新卒採用時期を遅らせた会社

新年初の記事なので、あけおめと言うべきであるのだが、まあそれはどうでもよい。

http://teiki.saiyo.jp/canon-mj2011/contents/dm_2/index.html

キヤノンマーケティングジャパン」の、新卒採用の告知について


私としては、新卒採用自体が問題視されるべき、だと考えている。

というわけで、件の会社が行ったことは、諸手を挙げて賛同できるわけでもない。新卒採用というシステム自体に切り込んでいないからである。

であるけれども、新卒採用というシステムの駄目なポイントの一つである、「早期からの採用活動と、それに伴う学業への支障」という点に切り込んでいる、という点は評価に値しよう。

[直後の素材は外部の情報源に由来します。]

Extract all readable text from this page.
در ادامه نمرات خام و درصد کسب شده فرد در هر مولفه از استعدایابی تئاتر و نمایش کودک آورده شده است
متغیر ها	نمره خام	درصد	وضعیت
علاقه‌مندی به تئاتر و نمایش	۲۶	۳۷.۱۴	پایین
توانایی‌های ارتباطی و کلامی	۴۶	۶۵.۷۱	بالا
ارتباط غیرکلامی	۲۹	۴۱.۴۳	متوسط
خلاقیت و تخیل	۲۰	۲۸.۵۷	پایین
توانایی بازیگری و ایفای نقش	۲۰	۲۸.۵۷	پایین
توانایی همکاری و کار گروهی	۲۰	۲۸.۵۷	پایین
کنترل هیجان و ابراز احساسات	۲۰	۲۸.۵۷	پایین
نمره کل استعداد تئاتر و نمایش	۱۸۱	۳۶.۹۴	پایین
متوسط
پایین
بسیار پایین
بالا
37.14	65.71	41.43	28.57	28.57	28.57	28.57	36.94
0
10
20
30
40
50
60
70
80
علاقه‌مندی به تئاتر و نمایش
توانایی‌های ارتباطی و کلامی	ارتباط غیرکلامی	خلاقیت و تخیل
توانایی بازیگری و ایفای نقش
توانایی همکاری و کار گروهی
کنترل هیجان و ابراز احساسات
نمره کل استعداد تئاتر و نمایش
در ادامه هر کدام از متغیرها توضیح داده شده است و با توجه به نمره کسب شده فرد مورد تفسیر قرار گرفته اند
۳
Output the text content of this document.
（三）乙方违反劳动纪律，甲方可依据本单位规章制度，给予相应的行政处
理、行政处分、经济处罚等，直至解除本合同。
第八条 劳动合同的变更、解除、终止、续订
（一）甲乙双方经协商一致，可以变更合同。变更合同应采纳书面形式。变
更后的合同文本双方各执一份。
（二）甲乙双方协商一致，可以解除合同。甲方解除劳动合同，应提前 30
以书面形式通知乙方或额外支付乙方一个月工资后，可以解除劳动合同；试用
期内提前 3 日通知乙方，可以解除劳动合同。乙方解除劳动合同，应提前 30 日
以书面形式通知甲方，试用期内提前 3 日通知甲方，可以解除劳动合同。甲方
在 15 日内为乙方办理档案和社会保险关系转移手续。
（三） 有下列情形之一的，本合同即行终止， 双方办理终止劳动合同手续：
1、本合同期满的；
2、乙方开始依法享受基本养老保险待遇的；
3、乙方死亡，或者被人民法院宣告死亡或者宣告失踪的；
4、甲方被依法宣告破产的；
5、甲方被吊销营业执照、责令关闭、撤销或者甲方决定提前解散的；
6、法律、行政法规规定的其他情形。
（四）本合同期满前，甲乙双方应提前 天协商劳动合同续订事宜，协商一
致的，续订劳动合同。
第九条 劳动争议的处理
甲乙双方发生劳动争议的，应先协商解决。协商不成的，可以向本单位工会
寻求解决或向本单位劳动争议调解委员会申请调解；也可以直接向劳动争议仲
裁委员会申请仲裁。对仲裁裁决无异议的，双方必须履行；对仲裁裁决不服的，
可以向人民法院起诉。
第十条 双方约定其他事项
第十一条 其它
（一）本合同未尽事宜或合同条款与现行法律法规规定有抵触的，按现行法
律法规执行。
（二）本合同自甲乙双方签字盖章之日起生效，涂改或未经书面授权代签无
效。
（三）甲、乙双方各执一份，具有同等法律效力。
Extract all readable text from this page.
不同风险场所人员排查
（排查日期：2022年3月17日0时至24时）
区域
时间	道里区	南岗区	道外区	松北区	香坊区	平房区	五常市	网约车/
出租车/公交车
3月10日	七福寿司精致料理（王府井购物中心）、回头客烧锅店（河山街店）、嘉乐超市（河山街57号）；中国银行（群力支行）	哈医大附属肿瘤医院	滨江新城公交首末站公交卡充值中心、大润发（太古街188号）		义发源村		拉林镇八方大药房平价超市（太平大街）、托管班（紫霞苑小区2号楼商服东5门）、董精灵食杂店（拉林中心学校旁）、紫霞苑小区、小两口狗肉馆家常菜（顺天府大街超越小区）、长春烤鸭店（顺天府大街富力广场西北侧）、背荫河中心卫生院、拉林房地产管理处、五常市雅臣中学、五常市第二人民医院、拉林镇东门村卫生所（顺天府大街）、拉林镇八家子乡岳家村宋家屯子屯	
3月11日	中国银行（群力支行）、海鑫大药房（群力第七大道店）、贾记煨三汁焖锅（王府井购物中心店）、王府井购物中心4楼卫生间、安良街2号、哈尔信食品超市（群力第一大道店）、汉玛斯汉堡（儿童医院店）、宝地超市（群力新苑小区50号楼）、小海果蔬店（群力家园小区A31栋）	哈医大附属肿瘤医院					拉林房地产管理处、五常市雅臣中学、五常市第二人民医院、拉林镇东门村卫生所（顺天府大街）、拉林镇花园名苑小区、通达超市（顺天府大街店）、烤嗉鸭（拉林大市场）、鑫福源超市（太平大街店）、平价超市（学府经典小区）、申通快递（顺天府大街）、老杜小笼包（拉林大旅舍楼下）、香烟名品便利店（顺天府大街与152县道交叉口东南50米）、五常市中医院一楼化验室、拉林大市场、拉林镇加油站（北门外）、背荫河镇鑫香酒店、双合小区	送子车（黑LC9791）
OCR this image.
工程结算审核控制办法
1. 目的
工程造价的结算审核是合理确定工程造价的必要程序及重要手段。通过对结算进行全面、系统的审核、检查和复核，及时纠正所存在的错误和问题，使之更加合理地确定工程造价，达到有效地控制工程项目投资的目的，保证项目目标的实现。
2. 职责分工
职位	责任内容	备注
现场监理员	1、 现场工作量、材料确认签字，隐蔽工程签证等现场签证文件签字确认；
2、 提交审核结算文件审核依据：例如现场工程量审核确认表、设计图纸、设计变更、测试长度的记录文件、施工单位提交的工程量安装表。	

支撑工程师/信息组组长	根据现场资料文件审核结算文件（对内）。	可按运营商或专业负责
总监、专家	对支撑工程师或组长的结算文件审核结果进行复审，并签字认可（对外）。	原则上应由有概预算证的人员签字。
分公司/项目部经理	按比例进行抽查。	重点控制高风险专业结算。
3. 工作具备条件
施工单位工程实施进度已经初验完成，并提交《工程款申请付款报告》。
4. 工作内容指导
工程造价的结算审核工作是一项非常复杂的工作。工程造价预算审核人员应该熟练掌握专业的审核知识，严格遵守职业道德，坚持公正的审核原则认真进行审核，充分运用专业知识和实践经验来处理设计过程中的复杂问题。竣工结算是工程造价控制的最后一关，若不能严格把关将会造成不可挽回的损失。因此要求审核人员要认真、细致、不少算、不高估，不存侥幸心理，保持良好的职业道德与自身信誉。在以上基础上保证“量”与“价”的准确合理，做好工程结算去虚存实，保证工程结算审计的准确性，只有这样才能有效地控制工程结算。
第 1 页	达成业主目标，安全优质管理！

「これから経営がどうなるか分からんから採用活動を一時保留する」ということを、レトリックを駆使して上手く言い換えただけであり、この告知は「物は言いよう」「おためごかし」である、という意見もあるだろう。だが、そのようなお為ごかしすらしないような企業も世の中にはある。

2 月ごろに説明会を開いておきながら、その同月に採用活動中止を決定した、という例を聞いたことがある。それに比べればマシである。(ちなみにその会社は、今年度も性懲りもなく早い時期から採用活動を行っているようだ。愚かであるとしか言いようがないのであるが、一年もしないうちに同じ過ちを繰り返すようなアレな組織に引っかからなかったと言う点で、無駄足を運んだ学生諸君は、結局は運が良かったと言うべきであろうw。)

そして、内定取り消しみたいなアホな事態に比すれば、遥かにマシである。


ただ、この告知が単にお為ごかしにすぎないのであるなら、後にこれに反する行動をとることは、大いにありうるだろう。
だが、そのときはそのときだ。その時に思いっきり叩けばよいのである。

もし、彼らが今年度の採用を結局やらなかったとしたら、どうすればよいか?
学生の期待や思いを裏切ったことを批判し、そして新卒採用というシステムにNOを突きつければよいのである。

もし、彼らが来年度、方針を翻して早期からの採用を開始したらどうするか?
この告知をプリントアウトしたものを、説明会で採用担当者の鼻先に突きつければよいのである。


キヤノンマーケティングジャパンの人事の方々が、どのような意図でこのような文章を出したのか、正直なところ私には分からない。私としては良心を信じたいのであるが。
だが、少なからぬ人々が邪推するように、本心ではなく、悪い評判や批判を回避するためにこの文章を出したのであるなら、諸刃の剣であるといえよう。
なぜなら、この文章は、彼ら自らを拘束してしまっているからである。
すなわち、彼らはこれから、この文章に反する行動はとれなくなってしまう。もしそのような行動を取ったとしたら、
「言ったことを反故にするような会社だ」という悪評を免れ得ない。
そうなってしまったとしたら、採用活動はおろか商売そのものにも影響がありうるだろう。
(わたしは、「言ったことを反故にするような会社」と、取引をしたいとは思わない。)
というわけで、もしこの会社が、この告知によって示された方針を貫き通すなら、人々の尊敬と賞賛を集めることであろう。
だがもし道を誤れば、自らを危機にさらすことにすらなる。そのことを肝に命じておくべきである。